El Klan en los registros históricos
El Servicio de Parques Nacionales y Britannica describen un movimiento terrorista basado en la supremacía blanca. Los estadounidenses negros fueron sus principales objetivos. Oleadas posteriores también atacaron a católicos, inmigrantes y judíos. La violencia no era un elemento secundario de la jerarquía racial del Klan, era un medio para imponerla.
Hamás en los registros históricos
El Centro Nacional de Contraterrorismo identifica a Hamás como un grupo designado por Estados Unidos como organización terrorista y fundado en 1987. Hamás se convirtió en el gobierno de facto de Gaza después de 2007 y sigue apoyando ataques armados contra Israel. Su carta fundacional de 1988, conservada por el Proyecto Avalon de Yale, se refiere a los judíos en términos abiertamente antisemitas. El texto deja claro que el antisemitismo formaba parte de la ideología fundacional del movimiento y no era simplemente una reacción a una política israelí concreta.
En qué aspectos funciona la analogía
La coincidencia más clara radica en el permiso que cada ideología concede a sus seguidores. El Klan presentaba a los estadounidenses negros y otras minorías como amenazas contra un orden social sagrado y después recurría al terror para defender ese orden. Hamás sitúa a los judíos y a Israel dentro de una lucha religiosa y nacional, y ha defendido los ataques contra civiles como resistencia. Teologías e historias diferentes conducen a un fracaso moral similar: tratar la pertenencia a una población enemiga como motivo suficiente para ejercer la violencia.

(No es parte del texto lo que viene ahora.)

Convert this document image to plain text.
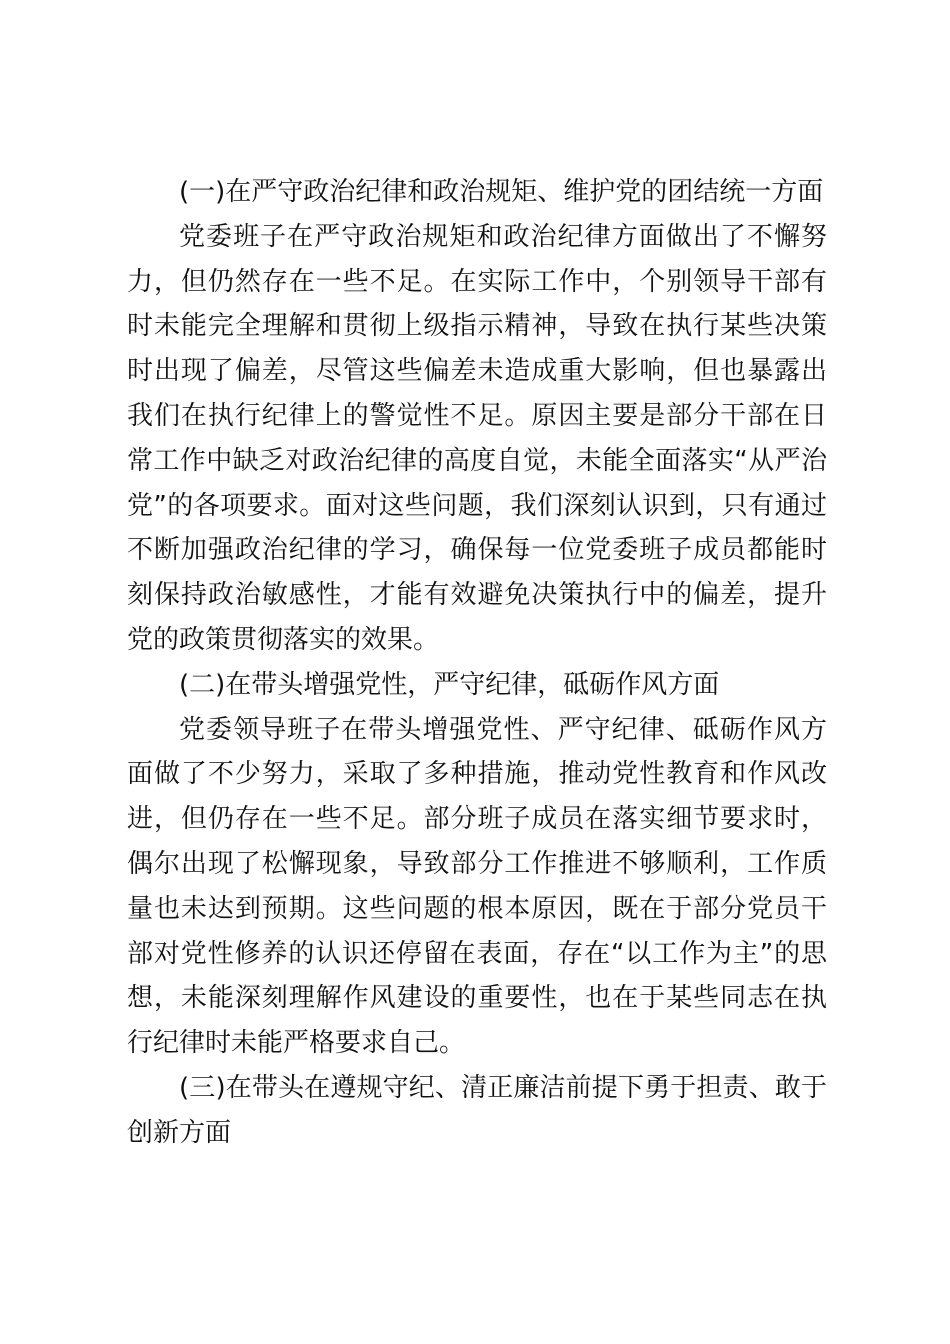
(一)在严守政治纪律和政治规矩、维护党的团结统一方面

党委班子在严守政治规矩和政治纪律方面做出了不懈努力，但仍然存在一些不足。在实际工作中，个别领导干部有时未能完全理解和贯彻上级指示精神，导致在执行某些决策时出现了偏差，尽管这些偏差未造成重大影响，但也暴露出我们在执行纪律上的警觉性不足。原因主要是部分干部在日常工作中缺乏对政治纪律的高度自觉，未能全面落实“从严治党”的各项要求。面对这些问题，我们深刻认识到，只有通过不断加强政治纪律的学习，确保每一位党委班子成员都能时刻保持政治敏感性，才能有效避免决策执行中的偏差，提升党的政策贯彻落实的效果。

(二)在带头增强党性，严守纪律，砥砺作风方面

党委领导班子在带头增强党性、严守纪律、砥砺作风方面做了不少努力，采取了多种措施，推动党性教育和作风改进，但仍存在一些不足。部分班子成员在落实细节要求时，偶尔出现了松懈现象，导致部分工作推进不够顺利，工作质量也未达到预期。这些问题的根本原因，既在于部分党员干部对党性修养的认识还停留在表面，存在“以工作为主”的思想，未能深刻理解作风建设的重要性，也在于某些同志在执行纪律时未能严格要求自己。

(三)在带头在遵规守纪、清正廉洁前提下勇于担责、敢于创新方面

Ambos movimientos también convirtieron la hostilidad en parte de su identidad colectiva, en lugar de ocultarla como un exceso lamentable.

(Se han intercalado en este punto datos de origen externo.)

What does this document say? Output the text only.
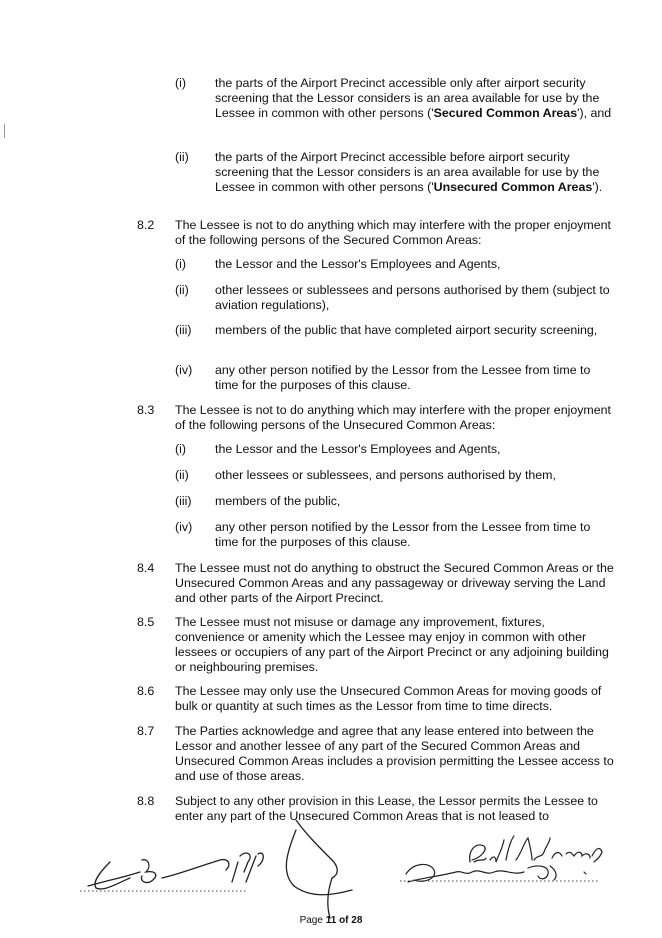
(i) the parts of the Airport Precinct accessible only after airport security screening that the Lessor considers is an area available for use by the Lessee in common with other persons ('Secured Common Areas'), and
(ii) the parts of the Airport Precinct accessible before airport security screening that the Lessor considers is an area available for use by the Lessee in common with other persons ('Unsecured Common Areas').
8.2 The Lessee is not to do anything which may interfere with the proper enjoyment of the following persons of the Secured Common Areas:
(i) the Lessor and the Lessor's Employees and Agents,
(ii) other lessees or sublessees and persons authorised by them (subject to aviation regulations),
(iii) members of the public that have completed airport security screening,
(iv) any other person notified by the Lessor from the Lessee from time to time for the purposes of this clause.
8.3 The Lessee is not to do anything which may interfere with the proper enjoyment of the following persons of the Unsecured Common Areas:
(i) the Lessor and the Lessor's Employees and Agents,
(ii) other lessees or sublessees, and persons authorised by them,
(iii) members of the public,
(iv) any other person notified by the Lessor from the Lessee from time to time for the purposes of this clause.
8.4 The Lessee must not do anything to obstruct the Secured Common Areas or the Unsecured Common Areas and any passageway or driveway serving the Land and other parts of the Airport Precinct.
8.5 The Lessee must not misuse or damage any improvement, fixtures, convenience or amenity which the Lessee may enjoy in common with other lessees or occupiers of any part of the Airport Precinct or any adjoining building or neighbouring premises.
8.6 The Lessee may only use the Unsecured Common Areas for moving goods of bulk or quantity at such times as the Lessor from time to time directs.
8.7 The Parties acknowledge and agree that any lease entered into between the Lessor and another lessee of any part of the Secured Common Areas and Unsecured Common Areas includes a provision permitting the Lessee access to and use of those areas.
8.8 Subject to any other provision in this Lease, the Lessor permits the Lessee to enter any part of the Unsecured Common Areas that is not leased to
Page 11 of 28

En qué aspectos deja de funcionar la analogía
Hamás es un movimiento armado territorial con patrocinadores externos, una rama militar e instituciones de gobierno. El Klan nunca tuvo una autoridad comparable. Operó dentro de Estados Unidos mediante intimidación, violencia y, en ocasiones, connivencia con funcionarios públicos, pero no gobernó un territorio definido.

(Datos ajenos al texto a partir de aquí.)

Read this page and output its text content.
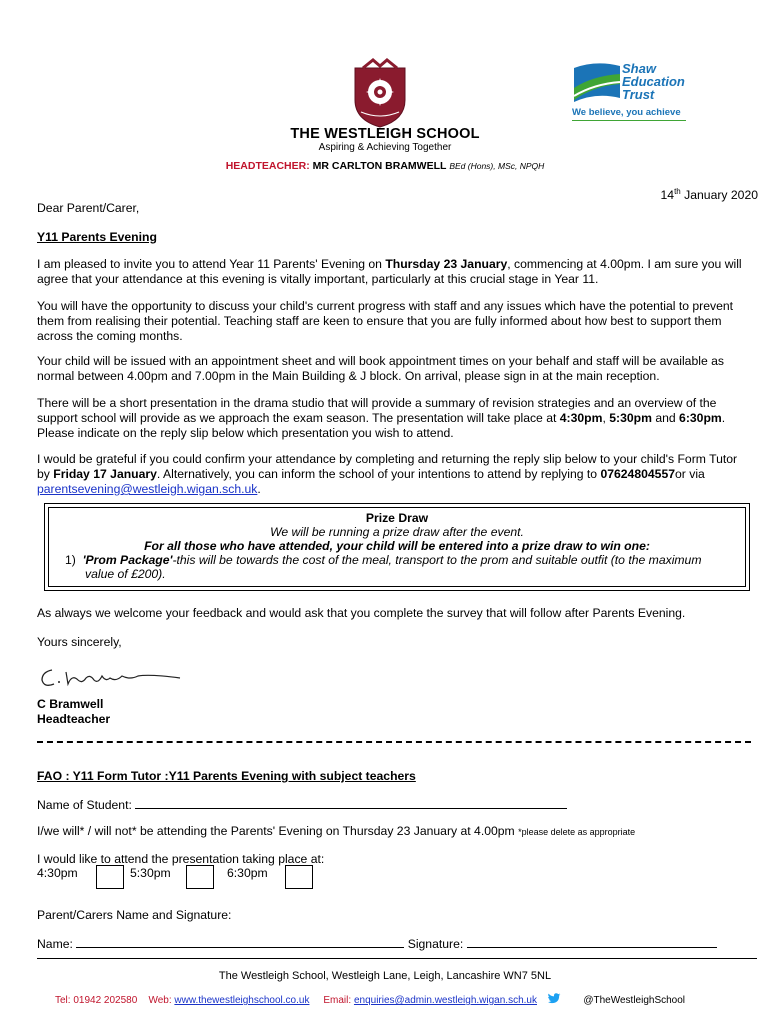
THE WESTLEIGH SCHOOL
Aspiring & Achieving Together
HEADTEACHER: MR CARLTON BRAMWELL BEd (Hons), MSc, NPQH
Shaw
Education
Trust
We believe, you achieve
14th January 2020
Dear Parent/Carer,
Y11 Parents Evening
I am pleased to invite you to attend Year 11 Parents' Evening on Thursday 23 January, commencing at 4.00pm. I am sure you will agree that your attendance at this evening is vitally important, particularly at this crucial stage in Year 11.
You will have the opportunity to discuss your child's current progress with staff and any issues which have the potential to prevent them from realising their potential. Teaching staff are keen to ensure that you are fully informed about how best to support them across the coming months.
Your child will be issued with an appointment sheet and will book appointment times on your behalf and staff will be available as normal between 4.00pm and 7.00pm in the Main Building & J block. On arrival, please sign in at the main reception.
There will be a short presentation in the drama studio that will provide a summary of revision strategies and an overview of the support school will provide as we approach the exam season. The presentation will take place at 4:30pm, 5:30pm and 6:30pm. Please indicate on the reply slip below which presentation you wish to attend.
I would be grateful if you could confirm your attendance by completing and returning the reply slip below to your child's Form Tutor by Friday 17 January. Alternatively, you can inform the school of your intentions to attend by replying to 07624804557or via parentsevening@westleigh.wigan.sch.uk.
Prize Draw
We will be running a prize draw after the event.
For all those who have attended, your child will be entered into a prize draw to win one:
1) 'Prom Package'-this will be towards the cost of the meal, transport to the prom and suitable outfit (to the maximum
value of £200).
As always we welcome your feedback and would ask that you complete the survey that will follow after Parents Evening.
Yours sincerely,
C Bramwell
Headteacher
FAO : Y11 Form Tutor :Y11 Parents Evening with subject teachers
Name of Student:
I/we will* / will not* be attending the Parents' Evening on Thursday 23 January at 4.00pm *please delete as appropriate
I would like to attend the presentation taking place at:
4:30pm	5:30pm	6:30pm
Parent/Carers Name and Signature:
Name:	Signature:
The Westleigh School, Westleigh Lane, Leigh, Lancashire WN7 5NL
Tel: 01942 202580 Web: www.thewestleighschool.co.uk Email: enquiries@admin.westleigh.wigan.sch.uk	@TheWestleighSchool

Hamás también actúa dentro de un conflicto nacional que implica ocupación, fronteras, facciones palestinas rivales y potencias regionales. El Klan procuró preservar un régimen racial dentro de Estados Unidos. El contexto no justifica los ataques contra civiles, pero impide que la analogía se convierta en una afirmación de equivalencia histórica.
Por qué la comparación sigue siendo útil
En general, los estadounidenses rechazan los intentos de justificar al Klan apelando a agravios locales o a la defensa de una comunidad. Hamás debe ser juzgado con la misma coherencia moral cuando los registros incluyen doctrina antisemita y ataques deliberados contra civiles.
La distinción que debe conservarse
Los palestinos no son Hamás. Describir un movimiento extremista no traslada la culpa al pueblo que ese movimiento afirma representar o gobierna por la fuerza. Sin esta distinción, la comparación reproduciría la culpabilización colectiva que pretende examinar.